G.    Defenisi Operasional
        Dengan difinisi operasional maka memberikan kejelasan dan indikator terhadap peneliti sendiri mengenai data apa yang akan dicari, dan oranglain tau maksud konsep yang dipakainya dalam penelitian. Maka adapun indikatornya:
 a. Bagaimana peran Pemerintah dalam menanggulangi konflik pengelolaan tambang emas di Pulau Buru:
1)      Intensitas konflik.
2)      Bentuk-Bentuk Konflik.
b.      Bagaimana upaya pemerintah daerah dalam mengatasi konflik di lokasi tambang emas.       
1)      Bentuk kebijakan pemerintah dalam mengatasi konflik di lokasi pertambangan.
2)      Peran aparat keamanan dalam mengatasi konflik di lokasi pertambangan emas.



BAB II
TINJAUAN TEORITIS

A.    Deskripsi Teori
a.      Teori Konflik
Istilah konflik berasal dari kata kerja bahasa Latin configere yang berarti saling memukul. Dari bahasa latin diadopsi ke dalam bahasa Inggris, conflict yang kemudian diadopsi ke dalam Bahasa Indonesia, konflik. Para pakar telah mengemukakan berbagai definisi mengenai konflik. Definisi yang dikemukakan para pakar tersebut tampak berbeda, walaupun intinya sama, karena mereka mendefinisikan konflik dari perspektif yang berbeda. Ada yang mendefinisikan dari perspektif psikologi, sains prilaku, sosiologi, komunikasi, antropologi dan ilmu sosial[13].

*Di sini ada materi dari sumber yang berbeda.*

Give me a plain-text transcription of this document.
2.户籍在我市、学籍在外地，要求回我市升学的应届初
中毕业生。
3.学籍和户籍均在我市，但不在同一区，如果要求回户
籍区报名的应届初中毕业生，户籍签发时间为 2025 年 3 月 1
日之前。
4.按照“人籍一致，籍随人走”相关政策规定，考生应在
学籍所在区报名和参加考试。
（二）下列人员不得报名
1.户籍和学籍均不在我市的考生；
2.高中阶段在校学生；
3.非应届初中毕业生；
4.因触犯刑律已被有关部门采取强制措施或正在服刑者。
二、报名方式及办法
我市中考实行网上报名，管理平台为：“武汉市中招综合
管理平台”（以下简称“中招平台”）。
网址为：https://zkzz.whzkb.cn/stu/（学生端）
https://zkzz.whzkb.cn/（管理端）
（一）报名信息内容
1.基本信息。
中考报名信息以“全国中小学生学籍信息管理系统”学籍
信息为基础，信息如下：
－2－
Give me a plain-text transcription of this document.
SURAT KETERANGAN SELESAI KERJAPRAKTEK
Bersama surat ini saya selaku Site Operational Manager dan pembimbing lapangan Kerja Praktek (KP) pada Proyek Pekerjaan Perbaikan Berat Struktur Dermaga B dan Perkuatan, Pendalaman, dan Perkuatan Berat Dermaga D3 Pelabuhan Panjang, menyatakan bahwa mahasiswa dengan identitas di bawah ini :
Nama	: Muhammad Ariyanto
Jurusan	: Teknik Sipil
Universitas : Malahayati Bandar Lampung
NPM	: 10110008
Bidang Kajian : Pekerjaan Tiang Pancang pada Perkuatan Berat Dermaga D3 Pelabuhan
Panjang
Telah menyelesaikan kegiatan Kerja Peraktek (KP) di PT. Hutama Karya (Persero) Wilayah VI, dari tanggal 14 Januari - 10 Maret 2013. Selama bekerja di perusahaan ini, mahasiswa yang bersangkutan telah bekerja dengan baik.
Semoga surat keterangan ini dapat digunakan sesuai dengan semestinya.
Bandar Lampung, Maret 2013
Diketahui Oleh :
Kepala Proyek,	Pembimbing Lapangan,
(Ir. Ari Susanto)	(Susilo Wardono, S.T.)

Banyak orang berpendapat bahwa konflik merupakan sesuatu yang buruk, negatif, dan merusak. Oleh karena itu, konflik harus dicegah dan dihindari. Stephan P. Robbins (1992) menyebut asumsi ini sebagai pandangan tradisional (traditional point of view). Mereka yang menyatakan konflik sebagai sesuatu yang merusak mengasosiasikan konflik dengan sesuatu yang negatif, antara lain sebagai berikut: konflik menimbulkan sesuatu yang buruk, seperti pertentangan kompetisi, perkelahian, perang, dan kerugian. Konflik merusak keharmonisan hidup dan hubungan baik antarmanusia. Konflik merusak keharmonisan keselarasan serta keseimbangan hidup dan interaksi sosial antarmanusia[14].
Sebagian pemimpin dan manajer menganggap konflik itu baik dan diperlukan. Stephen P. Robbins (1992), menyebut asumsi sebagai pandangan penganut yang senang berinteraksi (the interactionist view)menurut asumsi ini konflik diperlukan untuk menciptakan perubahan dan kemajuan. Konflik merupakan proses tesis, antitesis, sintesis dan sintesis. Mereka yang berpendapat konflik baik dan membangun sesuatu yang baru akan menganjurkan para pemimpin manajer untuk meneruskan konflik yang sedang terjadi-secara minimal-untuk mendorong kreativitas dan kritik diri. Tanpa konflik, Orde Lama masih terus berkuasa dan Orde Baru tidak akan pernah ada. Demikian juga, tanpa konflik, reformasi juga tidak akan pernah terjadi di Indonesia.
Adapun beberapa aktifitas konflik berdasarkan bentuk, ciri hingga pihak yang terlibat antaralain:
1.    Konflik konstruktif dan konflik deskruktif
Dalam koflik konstruktif terjadi siklus konflik konstruktif yaitu siklus di mana pihak-pihak yang terlibat konflik sadar akan terjadinya konflik dan merespon konflik secara potisitf untuk menyelesaiakan konflik. Secara give and take. Kedua belah pihak berupaya berkonpromi atau berkolaborasi sehingga terciptanya win dan win Solution yang memuaskan kedua belah pihak yang terlibat konflik.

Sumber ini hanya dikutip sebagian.